While these markers can give insight into a person’s risk for heart attack, there is not currently a test that tells clinicians how severely a person’s arteries may be blocked. Researchers at the Washington University School of Medicine in St. Louis discovered a specific type of protein that circulates in blood that can detect a severe type of peripheral artery disease. 

They discovered that circulating fatty acid synthase (cFAS) can circulate in the bloodstream in addition to being found inside cells. cFAS could have an important role in plaque formation that can lead to cardiovascular disease. 

Senior study author Mohamed A. Zayed, MD, Ph.D., an associate professor of surgery and of radiology, noted that clinicians need to identify peripheral artery disease patients sooner “so we can help treat them aggressively much earlier in the disease course. Our data suggest that levels of cFAS in the blood could be an accurate predictor for which patients are at high risk of the severe forms of this condition."

Zayed and his colleagues collected blood samples from 87 patients with limb-threatening ischemia before they underwent surgery for the disease. The presence of cFAS together with smoking status and Type 2 diabetes status of the patient gave an 83% accuracy rate at predicting the presence of the disease.

In addition to using cFAS to diagnose ischemia, the team found that cFAS levels in the blood were associated with fatty acid synthase content of plaque in the femoral artery. They also found that cFAS circulates through the bloodstream while bound to LDL cholesterol. 

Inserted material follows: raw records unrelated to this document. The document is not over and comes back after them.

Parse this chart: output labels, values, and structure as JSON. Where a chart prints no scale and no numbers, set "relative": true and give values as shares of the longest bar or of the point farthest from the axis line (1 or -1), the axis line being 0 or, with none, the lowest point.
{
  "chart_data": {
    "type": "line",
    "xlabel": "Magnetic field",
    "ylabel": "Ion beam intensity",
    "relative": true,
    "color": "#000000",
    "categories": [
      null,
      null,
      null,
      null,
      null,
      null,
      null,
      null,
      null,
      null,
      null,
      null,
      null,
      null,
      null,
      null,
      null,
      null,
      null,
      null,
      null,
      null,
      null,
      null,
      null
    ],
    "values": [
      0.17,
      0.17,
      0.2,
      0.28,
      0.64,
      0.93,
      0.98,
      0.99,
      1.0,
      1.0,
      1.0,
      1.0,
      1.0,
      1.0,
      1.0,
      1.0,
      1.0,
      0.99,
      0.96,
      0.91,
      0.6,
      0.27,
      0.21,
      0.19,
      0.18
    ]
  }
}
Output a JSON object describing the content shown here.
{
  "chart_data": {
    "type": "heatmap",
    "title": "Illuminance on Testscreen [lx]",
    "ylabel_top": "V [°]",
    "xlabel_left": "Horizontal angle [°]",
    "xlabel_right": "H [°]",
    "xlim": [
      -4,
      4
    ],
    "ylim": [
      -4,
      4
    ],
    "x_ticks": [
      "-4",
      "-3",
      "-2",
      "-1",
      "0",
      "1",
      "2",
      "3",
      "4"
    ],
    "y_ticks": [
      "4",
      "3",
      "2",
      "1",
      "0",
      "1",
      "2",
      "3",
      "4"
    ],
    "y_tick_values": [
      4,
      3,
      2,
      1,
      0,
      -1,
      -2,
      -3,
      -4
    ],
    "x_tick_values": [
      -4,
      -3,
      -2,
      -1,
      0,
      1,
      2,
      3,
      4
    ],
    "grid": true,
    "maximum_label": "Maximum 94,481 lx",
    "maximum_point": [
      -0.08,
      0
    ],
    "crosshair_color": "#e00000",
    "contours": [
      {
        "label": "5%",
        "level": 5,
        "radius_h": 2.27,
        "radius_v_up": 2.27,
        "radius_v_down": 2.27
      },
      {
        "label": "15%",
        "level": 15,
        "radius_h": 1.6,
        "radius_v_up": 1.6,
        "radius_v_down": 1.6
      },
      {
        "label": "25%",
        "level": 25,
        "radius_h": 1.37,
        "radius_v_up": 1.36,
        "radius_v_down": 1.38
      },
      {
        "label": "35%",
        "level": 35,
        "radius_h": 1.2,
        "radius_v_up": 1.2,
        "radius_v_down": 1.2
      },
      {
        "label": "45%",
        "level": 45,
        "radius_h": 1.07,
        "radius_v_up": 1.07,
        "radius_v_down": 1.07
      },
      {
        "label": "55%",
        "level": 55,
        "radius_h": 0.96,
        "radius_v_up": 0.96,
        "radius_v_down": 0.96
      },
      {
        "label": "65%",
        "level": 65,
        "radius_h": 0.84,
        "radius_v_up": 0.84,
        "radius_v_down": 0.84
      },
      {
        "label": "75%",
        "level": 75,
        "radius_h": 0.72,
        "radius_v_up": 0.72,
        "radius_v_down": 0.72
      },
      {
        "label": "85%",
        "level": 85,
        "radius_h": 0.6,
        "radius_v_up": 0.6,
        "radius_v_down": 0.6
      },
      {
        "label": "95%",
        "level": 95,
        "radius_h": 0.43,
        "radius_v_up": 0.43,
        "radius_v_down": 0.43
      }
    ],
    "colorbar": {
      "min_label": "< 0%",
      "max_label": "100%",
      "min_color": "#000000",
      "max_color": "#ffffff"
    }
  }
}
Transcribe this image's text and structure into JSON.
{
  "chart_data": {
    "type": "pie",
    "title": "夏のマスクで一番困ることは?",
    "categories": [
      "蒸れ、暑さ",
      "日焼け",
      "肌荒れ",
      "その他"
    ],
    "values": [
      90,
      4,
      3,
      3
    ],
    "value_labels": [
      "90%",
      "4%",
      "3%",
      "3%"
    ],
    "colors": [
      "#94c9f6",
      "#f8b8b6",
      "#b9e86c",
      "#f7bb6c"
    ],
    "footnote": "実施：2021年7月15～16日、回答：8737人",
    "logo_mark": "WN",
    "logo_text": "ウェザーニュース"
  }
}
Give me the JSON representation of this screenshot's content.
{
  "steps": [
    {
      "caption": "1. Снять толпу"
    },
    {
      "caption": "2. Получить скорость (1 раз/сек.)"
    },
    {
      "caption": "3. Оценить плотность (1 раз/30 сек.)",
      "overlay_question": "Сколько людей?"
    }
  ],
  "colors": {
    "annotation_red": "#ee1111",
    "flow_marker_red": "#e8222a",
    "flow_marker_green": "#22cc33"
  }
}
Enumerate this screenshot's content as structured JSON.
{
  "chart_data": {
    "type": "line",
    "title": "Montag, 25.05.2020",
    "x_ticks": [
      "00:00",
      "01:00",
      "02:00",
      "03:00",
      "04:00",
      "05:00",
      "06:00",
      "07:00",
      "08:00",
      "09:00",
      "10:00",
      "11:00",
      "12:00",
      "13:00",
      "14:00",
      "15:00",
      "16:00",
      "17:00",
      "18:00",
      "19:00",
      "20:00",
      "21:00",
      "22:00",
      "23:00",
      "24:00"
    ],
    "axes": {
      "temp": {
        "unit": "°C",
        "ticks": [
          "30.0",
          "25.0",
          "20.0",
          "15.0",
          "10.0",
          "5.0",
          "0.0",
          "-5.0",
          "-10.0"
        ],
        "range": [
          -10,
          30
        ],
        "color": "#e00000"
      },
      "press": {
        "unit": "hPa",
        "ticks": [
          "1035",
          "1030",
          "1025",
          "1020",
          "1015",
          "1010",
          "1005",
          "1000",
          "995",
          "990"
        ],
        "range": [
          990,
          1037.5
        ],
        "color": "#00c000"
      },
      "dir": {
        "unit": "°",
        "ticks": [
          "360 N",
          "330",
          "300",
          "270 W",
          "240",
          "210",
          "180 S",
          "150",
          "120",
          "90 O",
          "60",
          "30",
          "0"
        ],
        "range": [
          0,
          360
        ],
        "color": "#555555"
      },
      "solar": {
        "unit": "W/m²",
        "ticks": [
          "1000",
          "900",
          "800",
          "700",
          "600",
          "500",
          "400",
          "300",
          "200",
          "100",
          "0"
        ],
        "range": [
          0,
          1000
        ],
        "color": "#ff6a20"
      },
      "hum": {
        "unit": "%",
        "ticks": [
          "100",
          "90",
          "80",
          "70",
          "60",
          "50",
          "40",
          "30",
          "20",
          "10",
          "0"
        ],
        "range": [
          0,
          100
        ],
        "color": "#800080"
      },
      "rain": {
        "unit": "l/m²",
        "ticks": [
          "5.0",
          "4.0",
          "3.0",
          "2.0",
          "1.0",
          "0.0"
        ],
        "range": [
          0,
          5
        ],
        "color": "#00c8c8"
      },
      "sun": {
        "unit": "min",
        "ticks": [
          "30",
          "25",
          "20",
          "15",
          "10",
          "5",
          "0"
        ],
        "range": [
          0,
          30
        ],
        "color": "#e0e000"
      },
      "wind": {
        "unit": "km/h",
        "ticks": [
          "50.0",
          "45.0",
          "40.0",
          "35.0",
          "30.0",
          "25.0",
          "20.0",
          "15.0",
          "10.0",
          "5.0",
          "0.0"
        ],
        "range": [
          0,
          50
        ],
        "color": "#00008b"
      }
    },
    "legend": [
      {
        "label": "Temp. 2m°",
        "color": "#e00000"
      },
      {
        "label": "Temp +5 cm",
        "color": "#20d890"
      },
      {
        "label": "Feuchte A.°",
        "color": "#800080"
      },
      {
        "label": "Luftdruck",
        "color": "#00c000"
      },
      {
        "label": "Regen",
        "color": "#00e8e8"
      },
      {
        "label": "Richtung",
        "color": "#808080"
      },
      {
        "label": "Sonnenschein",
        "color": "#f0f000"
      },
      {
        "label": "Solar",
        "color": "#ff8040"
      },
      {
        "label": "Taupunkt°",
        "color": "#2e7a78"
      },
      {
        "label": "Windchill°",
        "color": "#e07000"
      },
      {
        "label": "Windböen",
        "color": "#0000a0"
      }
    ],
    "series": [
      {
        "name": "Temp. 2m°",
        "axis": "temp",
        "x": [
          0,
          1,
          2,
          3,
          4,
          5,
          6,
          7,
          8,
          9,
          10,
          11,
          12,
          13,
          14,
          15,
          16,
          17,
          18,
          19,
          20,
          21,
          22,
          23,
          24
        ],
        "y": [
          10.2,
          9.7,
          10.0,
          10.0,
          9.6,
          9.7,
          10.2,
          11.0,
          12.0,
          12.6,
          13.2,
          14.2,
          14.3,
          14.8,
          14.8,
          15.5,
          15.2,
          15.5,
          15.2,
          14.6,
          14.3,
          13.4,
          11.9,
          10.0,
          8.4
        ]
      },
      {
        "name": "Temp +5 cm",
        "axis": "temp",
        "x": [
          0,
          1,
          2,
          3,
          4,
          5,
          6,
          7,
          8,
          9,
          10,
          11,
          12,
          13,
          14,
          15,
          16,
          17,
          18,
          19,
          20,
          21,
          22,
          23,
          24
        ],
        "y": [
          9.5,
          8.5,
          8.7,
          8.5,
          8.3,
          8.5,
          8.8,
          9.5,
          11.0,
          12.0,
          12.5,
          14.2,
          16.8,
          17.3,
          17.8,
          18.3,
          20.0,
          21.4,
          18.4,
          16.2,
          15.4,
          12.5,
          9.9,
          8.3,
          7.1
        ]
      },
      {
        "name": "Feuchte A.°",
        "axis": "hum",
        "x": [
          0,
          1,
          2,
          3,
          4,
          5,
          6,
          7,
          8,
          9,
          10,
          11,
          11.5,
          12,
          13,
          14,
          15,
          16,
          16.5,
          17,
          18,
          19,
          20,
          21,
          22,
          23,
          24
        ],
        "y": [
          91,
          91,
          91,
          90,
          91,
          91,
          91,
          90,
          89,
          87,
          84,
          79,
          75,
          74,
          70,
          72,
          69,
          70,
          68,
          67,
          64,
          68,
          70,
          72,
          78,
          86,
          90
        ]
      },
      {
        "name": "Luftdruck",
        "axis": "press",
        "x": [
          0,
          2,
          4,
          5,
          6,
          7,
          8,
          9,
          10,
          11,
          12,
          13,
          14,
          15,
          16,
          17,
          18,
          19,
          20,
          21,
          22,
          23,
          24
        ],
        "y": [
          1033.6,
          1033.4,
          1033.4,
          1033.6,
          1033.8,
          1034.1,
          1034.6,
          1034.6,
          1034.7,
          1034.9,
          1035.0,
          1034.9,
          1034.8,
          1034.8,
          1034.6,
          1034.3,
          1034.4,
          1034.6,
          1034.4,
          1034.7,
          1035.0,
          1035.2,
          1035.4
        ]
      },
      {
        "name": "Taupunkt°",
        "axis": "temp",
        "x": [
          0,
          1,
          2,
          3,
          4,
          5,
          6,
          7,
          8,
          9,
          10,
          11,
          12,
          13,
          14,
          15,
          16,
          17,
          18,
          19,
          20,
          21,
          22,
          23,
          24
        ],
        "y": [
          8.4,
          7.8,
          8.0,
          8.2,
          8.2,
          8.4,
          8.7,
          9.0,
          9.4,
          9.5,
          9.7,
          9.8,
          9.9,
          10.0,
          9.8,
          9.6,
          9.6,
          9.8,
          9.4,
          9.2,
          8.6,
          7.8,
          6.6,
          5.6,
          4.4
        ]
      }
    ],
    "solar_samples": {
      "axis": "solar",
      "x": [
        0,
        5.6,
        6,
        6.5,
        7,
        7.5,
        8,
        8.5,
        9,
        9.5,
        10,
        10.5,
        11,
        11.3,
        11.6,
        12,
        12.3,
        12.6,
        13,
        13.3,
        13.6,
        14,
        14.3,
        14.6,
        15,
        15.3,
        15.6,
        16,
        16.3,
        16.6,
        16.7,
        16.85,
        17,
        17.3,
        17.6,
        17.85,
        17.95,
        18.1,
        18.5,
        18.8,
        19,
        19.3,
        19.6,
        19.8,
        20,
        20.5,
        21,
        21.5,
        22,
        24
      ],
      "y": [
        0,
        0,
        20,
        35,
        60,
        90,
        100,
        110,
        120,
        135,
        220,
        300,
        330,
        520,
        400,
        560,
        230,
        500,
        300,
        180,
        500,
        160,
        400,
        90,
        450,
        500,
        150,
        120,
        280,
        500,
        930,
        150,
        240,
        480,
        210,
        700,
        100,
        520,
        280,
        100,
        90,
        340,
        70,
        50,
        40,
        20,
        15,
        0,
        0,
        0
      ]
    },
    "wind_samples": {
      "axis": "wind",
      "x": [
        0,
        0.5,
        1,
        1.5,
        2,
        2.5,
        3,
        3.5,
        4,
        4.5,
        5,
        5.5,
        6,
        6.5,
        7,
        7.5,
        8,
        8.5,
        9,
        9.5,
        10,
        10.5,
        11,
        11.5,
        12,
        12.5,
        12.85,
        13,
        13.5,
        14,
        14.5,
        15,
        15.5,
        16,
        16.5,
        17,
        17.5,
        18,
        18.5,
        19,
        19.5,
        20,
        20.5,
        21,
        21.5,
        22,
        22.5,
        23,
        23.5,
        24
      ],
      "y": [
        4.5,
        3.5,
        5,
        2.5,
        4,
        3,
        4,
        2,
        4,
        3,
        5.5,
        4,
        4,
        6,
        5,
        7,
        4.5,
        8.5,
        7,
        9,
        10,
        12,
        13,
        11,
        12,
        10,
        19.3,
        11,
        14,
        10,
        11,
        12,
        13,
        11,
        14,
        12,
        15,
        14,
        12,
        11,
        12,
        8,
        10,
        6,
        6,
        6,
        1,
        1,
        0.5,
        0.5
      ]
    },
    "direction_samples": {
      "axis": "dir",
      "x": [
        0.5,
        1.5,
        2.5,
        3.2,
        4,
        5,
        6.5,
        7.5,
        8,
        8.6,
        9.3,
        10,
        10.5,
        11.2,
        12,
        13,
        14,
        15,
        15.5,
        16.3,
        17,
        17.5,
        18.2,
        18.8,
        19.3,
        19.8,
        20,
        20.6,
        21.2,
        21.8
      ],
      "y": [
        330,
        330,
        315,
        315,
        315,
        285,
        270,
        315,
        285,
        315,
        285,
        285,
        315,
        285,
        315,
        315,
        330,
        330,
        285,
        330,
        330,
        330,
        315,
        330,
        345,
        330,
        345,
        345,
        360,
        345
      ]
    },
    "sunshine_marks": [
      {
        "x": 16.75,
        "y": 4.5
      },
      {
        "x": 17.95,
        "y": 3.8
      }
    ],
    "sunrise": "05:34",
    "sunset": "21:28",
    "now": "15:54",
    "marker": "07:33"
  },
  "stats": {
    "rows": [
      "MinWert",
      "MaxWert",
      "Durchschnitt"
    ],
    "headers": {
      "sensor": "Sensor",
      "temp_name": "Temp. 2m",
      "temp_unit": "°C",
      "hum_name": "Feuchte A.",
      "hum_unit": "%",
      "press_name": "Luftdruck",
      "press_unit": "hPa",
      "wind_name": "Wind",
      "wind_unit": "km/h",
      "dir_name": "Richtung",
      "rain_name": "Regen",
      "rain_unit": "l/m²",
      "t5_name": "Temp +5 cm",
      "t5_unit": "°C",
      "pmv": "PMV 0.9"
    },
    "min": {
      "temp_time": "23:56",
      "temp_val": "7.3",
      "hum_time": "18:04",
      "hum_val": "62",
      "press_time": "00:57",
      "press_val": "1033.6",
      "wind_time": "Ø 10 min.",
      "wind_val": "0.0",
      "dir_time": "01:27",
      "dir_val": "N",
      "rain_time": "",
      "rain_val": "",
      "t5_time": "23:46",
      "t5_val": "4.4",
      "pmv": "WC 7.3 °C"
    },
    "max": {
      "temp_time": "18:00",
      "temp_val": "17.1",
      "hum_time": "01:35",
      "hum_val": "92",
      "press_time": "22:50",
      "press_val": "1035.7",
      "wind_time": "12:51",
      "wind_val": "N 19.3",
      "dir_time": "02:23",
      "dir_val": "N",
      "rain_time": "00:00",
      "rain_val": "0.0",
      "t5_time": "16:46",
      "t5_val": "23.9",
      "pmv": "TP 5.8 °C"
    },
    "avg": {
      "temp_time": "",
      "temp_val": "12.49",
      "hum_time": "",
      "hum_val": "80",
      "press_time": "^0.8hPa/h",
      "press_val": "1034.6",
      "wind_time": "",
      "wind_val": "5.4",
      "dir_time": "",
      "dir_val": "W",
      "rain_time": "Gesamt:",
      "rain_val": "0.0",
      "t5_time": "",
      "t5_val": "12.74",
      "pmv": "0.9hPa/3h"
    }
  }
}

Interestingly, Zayed points out that he often sees patients who have high LDL but are otherwise healthy. 

“My suspicion is the problem is not just LDL. Rather, the problem is enzymes that are attached to LDL that are conferring the cardiovascular disease that we see, particularly in the peripheral arteries, as well as the coronary arteries that deliver blood to the heart and the carotid arteries that deliver blood to the brain,” said Zayed.

Zayed and his colleagues previously found that cFAS levels were elevated in patients with plaque in the carotid artery. Zayed and his team are working on evaluating a drug that could be more targeted in inhibiting fatty acid synthase. They are also working on a cFAS test kit for measuring the protein in the blood in order to identify high-risk patients sooner.